In contrast, Plan A:

  • Pays for itself.
  • Does not require the development and deployment of new technologies.
  • Eliminates the need for nuclear and fossil fuels to generate electricity.
  • Creates a new, truly drought-proof source of pure water anywhere, even in inland areas far from any coastline.

Committed (future) Emissions of Carbon Dioxide, August 2014

The first worldwide report (in English) on future emissions of carbon dioxide, also known as “committed emissions,” prepared by Steve J Davis (Department of Earth System Science, University of California, Irvine, CA 92697) and Robert H Soicolow (Department of Mechanical and Aerospace Engineering, Princeton University, Princeton, NJ 08544), published by IOP Publishing (Open Access) and the journal Environmental Research Letters, August 2014. The study shows that despite international efforts to reduce CO2 emissions, total remaining commitments in the global power sector have not declined in a single year since 1950 and are in fact growing rapidly—by an average of 4 percent per year from 2000 to 2012.

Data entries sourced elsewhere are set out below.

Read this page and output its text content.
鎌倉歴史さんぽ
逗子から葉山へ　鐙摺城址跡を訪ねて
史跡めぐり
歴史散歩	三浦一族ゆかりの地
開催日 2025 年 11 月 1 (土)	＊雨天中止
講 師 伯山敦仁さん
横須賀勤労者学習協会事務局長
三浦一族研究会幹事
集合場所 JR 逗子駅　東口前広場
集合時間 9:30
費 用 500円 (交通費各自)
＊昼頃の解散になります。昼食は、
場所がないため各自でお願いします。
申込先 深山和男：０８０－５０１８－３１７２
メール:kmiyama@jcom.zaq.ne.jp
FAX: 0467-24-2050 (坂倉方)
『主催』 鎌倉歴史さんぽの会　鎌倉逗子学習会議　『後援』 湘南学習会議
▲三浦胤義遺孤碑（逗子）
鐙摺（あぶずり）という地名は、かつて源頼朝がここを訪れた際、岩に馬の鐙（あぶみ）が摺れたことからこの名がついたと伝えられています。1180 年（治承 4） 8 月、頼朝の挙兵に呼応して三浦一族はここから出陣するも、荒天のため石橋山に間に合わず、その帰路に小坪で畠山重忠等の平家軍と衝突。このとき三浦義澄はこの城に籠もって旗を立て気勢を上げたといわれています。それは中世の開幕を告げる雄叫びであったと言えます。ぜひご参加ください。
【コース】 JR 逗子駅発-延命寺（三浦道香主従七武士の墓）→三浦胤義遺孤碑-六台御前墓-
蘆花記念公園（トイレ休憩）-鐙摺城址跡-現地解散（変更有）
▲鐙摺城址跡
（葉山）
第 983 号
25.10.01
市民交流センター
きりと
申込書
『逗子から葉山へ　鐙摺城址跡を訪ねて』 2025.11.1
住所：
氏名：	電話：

By region, the United States is retiring more plants than it’s building and the European Union is unchanged –about the same number of plants are being built as are being retired. But in China, India, Indonesia, Iran and Saudi Arabia, as much as 4 times as many plants are being built as are being retired. To be sure, since 2010 China has slowed construction of coal-fired power plants, however Southeast Asia has been building more to expand industrial output.